Monthly Archives: October 2013

Managing with fear wipes out your competitive edge

Steve Ballmer should have been fired as CEO of Microsoft many years ago. As a recent  article in USA Today points out, Mr. Ballmer managed with fear. Any CEO that tosses chairs across the room when he gets angry is not going to get the best from his or her employees. Managing with fear stifles innovation, creativity, risk taking and thinking outside the box; which are all necessary if you expect to hold your own with a competitor like Google. What Mr. Ballmer fails to realize is the reason Google is starting to eat Microsoft for lunch is that the culture at Google does not allow fear. Instead, it encourages employees to come up with and run with new ideas. This is no longer the case with Microsoft.

Electronicly Tracking Employees Behavior at Work is a Symptom of Poor Leadership

An article titled: “Memo to Employees: The Boss Is Watching,” appeared in today’s Wall Street Journal. The article discussed the issue of electronically tracking employees behavior at work.

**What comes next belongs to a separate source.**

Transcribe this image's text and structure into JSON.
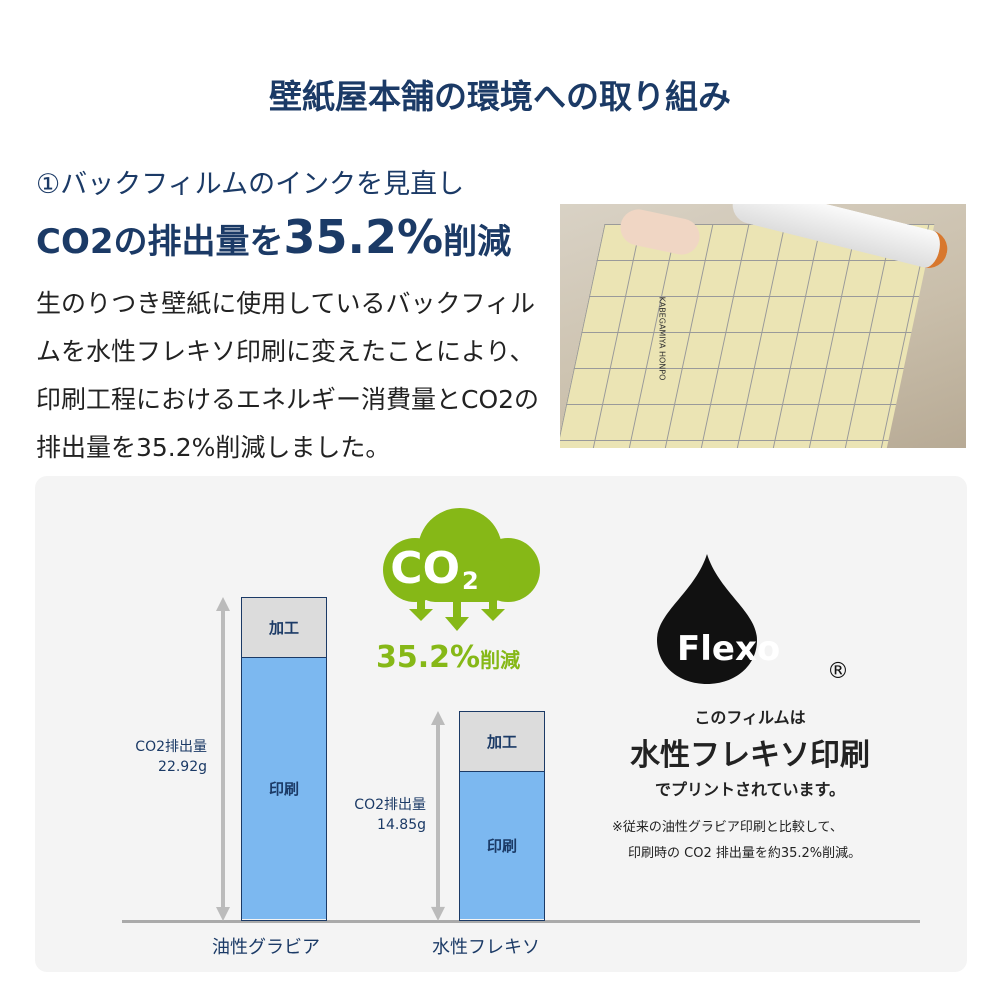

This article takes the approach that employee ranks are filled with “trouble makers” who are lazy, dishonest, untrustworthy, prone to “goofing off” and need to be kept on a “tight leash.” There is, however, another way of looking at this situation. In reality, the things mentioned are actually symptoms of poor leadership, a culture that fails to engage employees and sloppy hiring practices. If business owners and managers would install a culture that engaged its employees, hired only those people who are going find meaning in the kind of work being done at their particular company and supported their employees rather than trying to control them, there would be no need to look over their shoulders with tracking technology. Instead, their employees would come to work every day excited about giving every bit of energy, creativity and passion to performing their jobs. This would dramatically increase the levels of productivity, customer service, employee loyalty and profitability. One of the lessons I have learned during my 30-plus years as a business consultant is that you can’t achieve excellence through control, but you can create an environment where employees give it to you voluntarily. To see this in action, check out the likes of Google, JetBlue, W. L. Gore & Associates and Zappos.